São os anos 1960 e a cena da série “Mad Men” (2007-2015, disponível na Netflix) ilustra a onipresença do cigarro no mundo àquela época.

Enquanto a propaganda do Marlboro associava cigarro à masculinidade, saúde e natureza, as pesquisas médicas denunciavam que a terra “onde os homens se encontram” estava mais para “fazenda branca” do que para paraíso dos machões.

Pesquisar os efeitos, admiti-los publicamente, lutar contra os interesses financeiros dos gigantes do tabaco —indústria e propaganda—, implementar medidas de saúde pública para mudança de hábito e diminuição de danos, lutar contra o próprio vício, enfim, tratou-se e trata-se de um longo e interminável processo.

Será que esse exemplo pode nos ajudar a pensar sobre o atual vício nas redes virtuais? Pesquisas e experiências clínicas se acumulam mostrando os efeitos alarmantes do mergulho no mundo virtual sem mediação e sem restrições: depressão, dificuldades nas relações sociais, sexuais, escolares, distúrbios psíquicos, somáticos, adição, empobrecimento simbólico, violência.

As crianças e o vício na internet - Myst - stock.adobe.com

A pesquisa internacional TIC Kids On-line estuda, desde 2012, riscos e oportunidades que o uso da internet oferece a crianças e adolescentes entre 9 e 17 anos.

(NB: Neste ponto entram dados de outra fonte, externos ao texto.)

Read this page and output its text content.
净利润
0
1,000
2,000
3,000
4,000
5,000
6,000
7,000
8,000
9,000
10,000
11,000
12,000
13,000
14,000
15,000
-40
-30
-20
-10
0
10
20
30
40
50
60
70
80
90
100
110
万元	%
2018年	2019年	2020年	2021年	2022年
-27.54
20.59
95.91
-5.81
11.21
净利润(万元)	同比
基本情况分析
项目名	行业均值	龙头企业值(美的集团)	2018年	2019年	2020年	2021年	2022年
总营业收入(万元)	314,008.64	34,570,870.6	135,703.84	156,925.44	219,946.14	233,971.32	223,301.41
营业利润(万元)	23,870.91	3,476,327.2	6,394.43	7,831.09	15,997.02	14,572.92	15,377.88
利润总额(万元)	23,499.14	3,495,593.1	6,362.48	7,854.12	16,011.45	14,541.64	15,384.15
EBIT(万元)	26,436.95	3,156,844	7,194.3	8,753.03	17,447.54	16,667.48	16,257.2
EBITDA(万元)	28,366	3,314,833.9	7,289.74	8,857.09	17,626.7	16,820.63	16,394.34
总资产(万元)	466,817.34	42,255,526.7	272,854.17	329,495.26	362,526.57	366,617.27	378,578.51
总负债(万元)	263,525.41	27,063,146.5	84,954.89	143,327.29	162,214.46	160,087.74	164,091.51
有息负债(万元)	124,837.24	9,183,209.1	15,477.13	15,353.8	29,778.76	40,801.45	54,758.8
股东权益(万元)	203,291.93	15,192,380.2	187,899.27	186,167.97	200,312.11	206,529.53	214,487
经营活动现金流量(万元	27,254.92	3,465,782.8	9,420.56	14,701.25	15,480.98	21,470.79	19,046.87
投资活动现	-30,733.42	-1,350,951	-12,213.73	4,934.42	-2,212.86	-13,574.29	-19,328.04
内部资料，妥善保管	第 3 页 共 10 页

Vale ressaltar que as mídias, diferentemente de outros vícios, são ferramentas fantásticas para a aquisição de conhecimento, para a realização de tarefas cotidianas e para certo tipo de interação social.

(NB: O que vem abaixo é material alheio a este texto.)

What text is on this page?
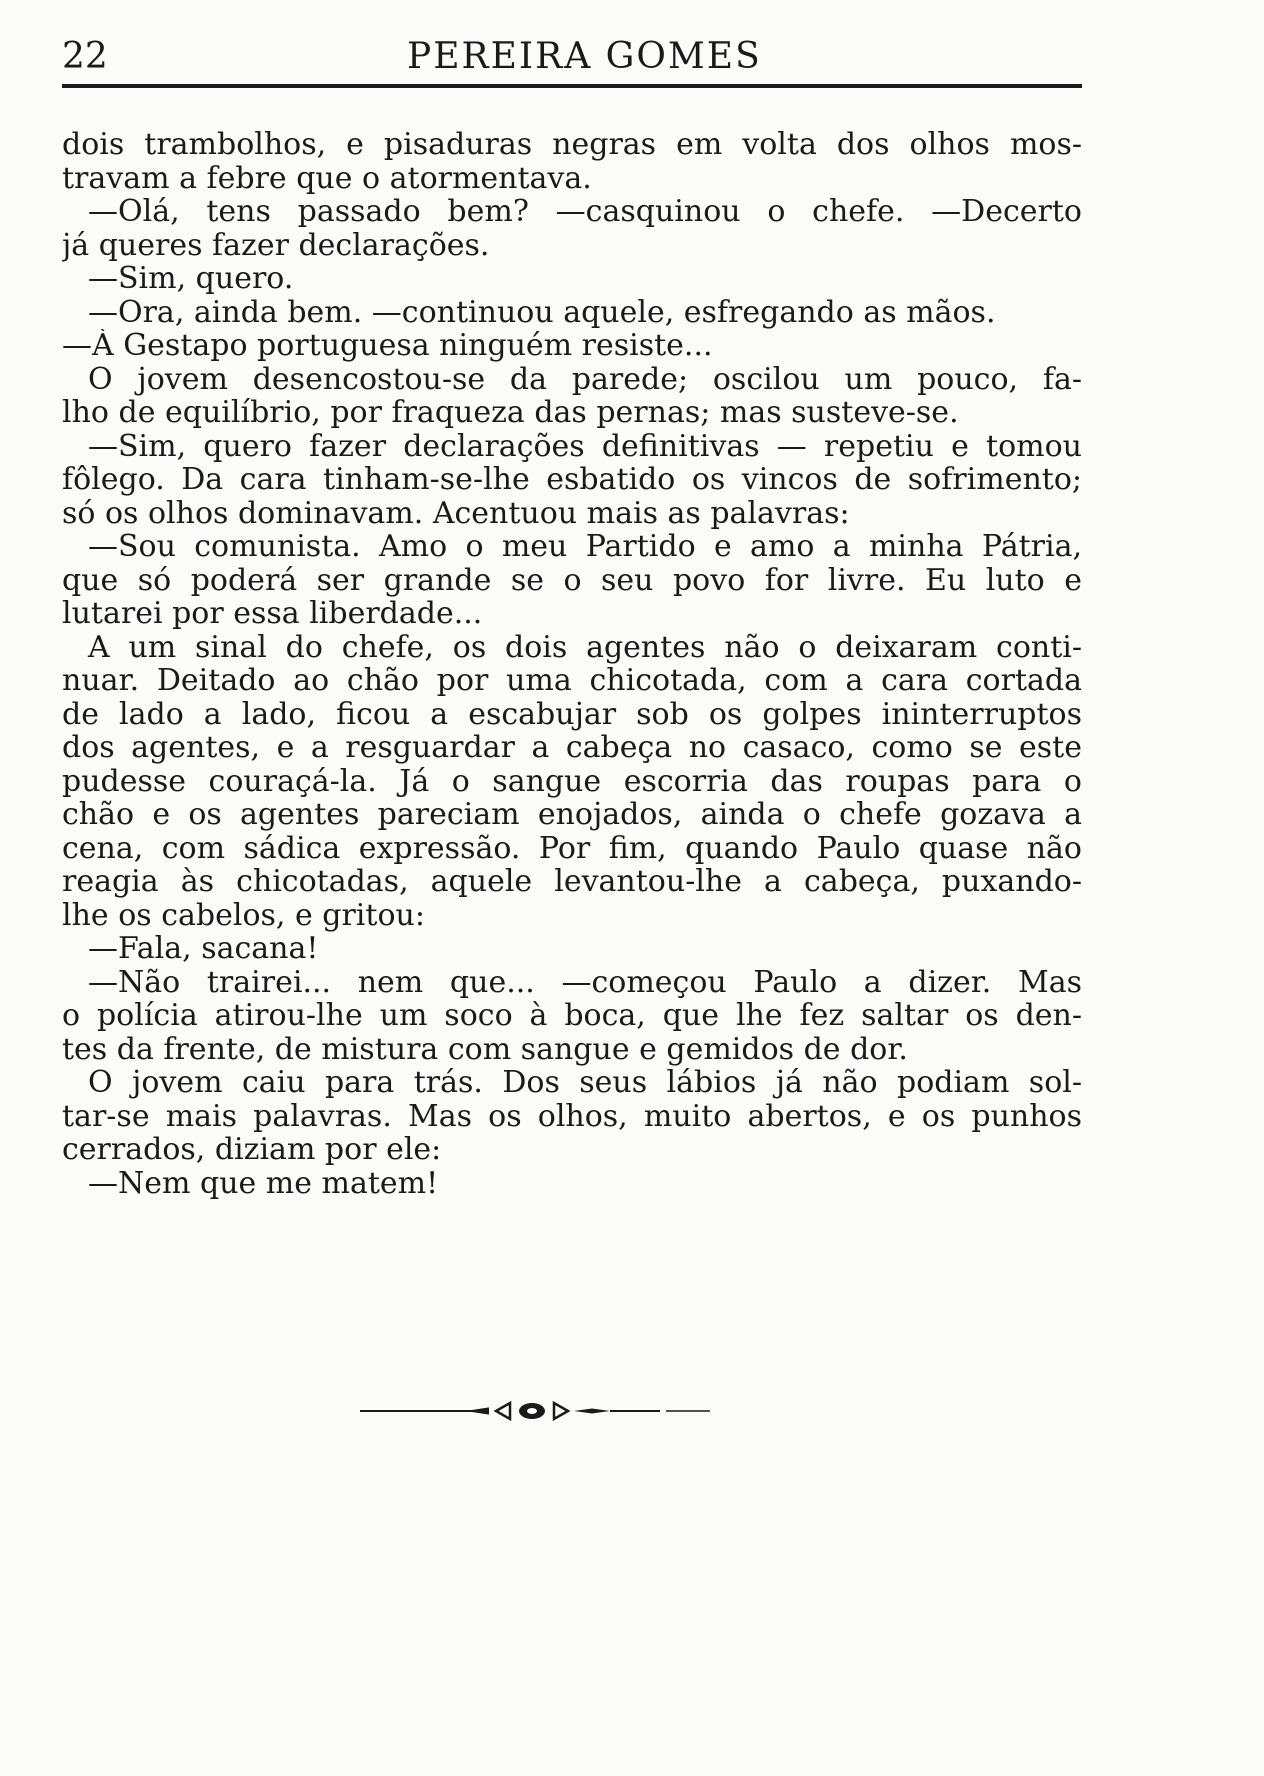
22	PEREIRA GOMES
dois trambolhos, e pisaduras negras em volta dos olhos mos-
travam a febre que o atormentava.
—Olá, tens passado bem? —casquinou o chefe. —Decerto
já queres fazer declarações.
—Sim, quero.
—Ora, ainda bem. —continuou aquele, esfregando as mãos.
—À Gestapo portuguesa ninguém resiste...
O jovem desencostou-se da parede; oscilou um pouco, fa-
lho de equilíbrio, por fraqueza das pernas; mas susteve-se.
—Sim, quero fazer declarações definitivas — repetiu e tomou
fôlego. Da cara tinham-se-lhe esbatido os vincos de sofrimento;
só os olhos dominavam. Acentuou mais as palavras:
—Sou comunista. Amo o meu Partido e amo a minha Pátria,
que só poderá ser grande se o seu povo for livre. Eu luto e
lutarei por essa liberdade...
A um sinal do chefe, os dois agentes não o deixaram conti-
nuar. Deitado ao chão por uma chicotada, com a cara cortada
de lado a lado, ficou a escabujar sob os golpes ininterruptos
dos agentes, e a resguardar a cabeça no casaco, como se este
pudesse couraçá-la. Já o sangue escorria das roupas para o
chão e os agentes pareciam enojados, ainda o chefe gozava a
cena, com sádica expressão. Por fim, quando Paulo quase não
reagia às chicotadas, aquele levantou-lhe a cabeça, puxando-
lhe os cabelos, e gritou:
—Fala, sacana!
—Não trairei... nem que... —começou Paulo a dizer. Mas
o polícia atirou-lhe um soco à boca, que lhe fez saltar os den-
tes da frente, de mistura com sangue e gemidos de dor.
O jovem caiu para trás. Dos seus lábios já não podiam sol-
tar-se mais palavras. Mas os olhos, muito abertos, e os punhos
cerrados, diziam por ele:
—Nem que me matem!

Tanto pior, pois fica ainda mais difícil discriminar joio e trigo, quando as vantagens são evidentes e inegáveis. Mas os riscos também o são e, se perdermos mais tempo desbundados ou inibidos diante da revolução virtual é porque nos omitimos da nossa responsabilidade de apresentar paulatinamente o mundo às crianças.

Uso restrito e mediado durante toda a infância, controle de conteúdo, compartilhamento de experiências com os pais, regras de uso mantidas mesmo sob protesto das crianças e aquisição de liberdade gradual são dicas apontadas por especialistas, mas que pais, mães e educadores mais investidos não teriam dificuldade de deduzir sozinhos. 

Pais se mostram inibidos por não dominarem as ferramentas e, ao mesmo tempo, por se encontrarem tão ou mais abduzidos pelas novidades virtuais quanto os filhos.

É muito difícil segurar a onda de uma criança quando ela vê que à sua volta “todos os outros pais deixam” ou está “todo mundo usando”. Sinal de que falta uma ação coletiva para enfrentar os riscos comprovados da virtualidade precoce e desassistida.

Já sabemos que as redes virtuais fazem muito mal, que seus inventores não deixam os próprios filhos usarem, que as pesquisas apontam a necessidade de mediar e restringir o uso. O que esperamos? Que todos os outros assumam seu papel, antes de o assumirmos nós mesmos?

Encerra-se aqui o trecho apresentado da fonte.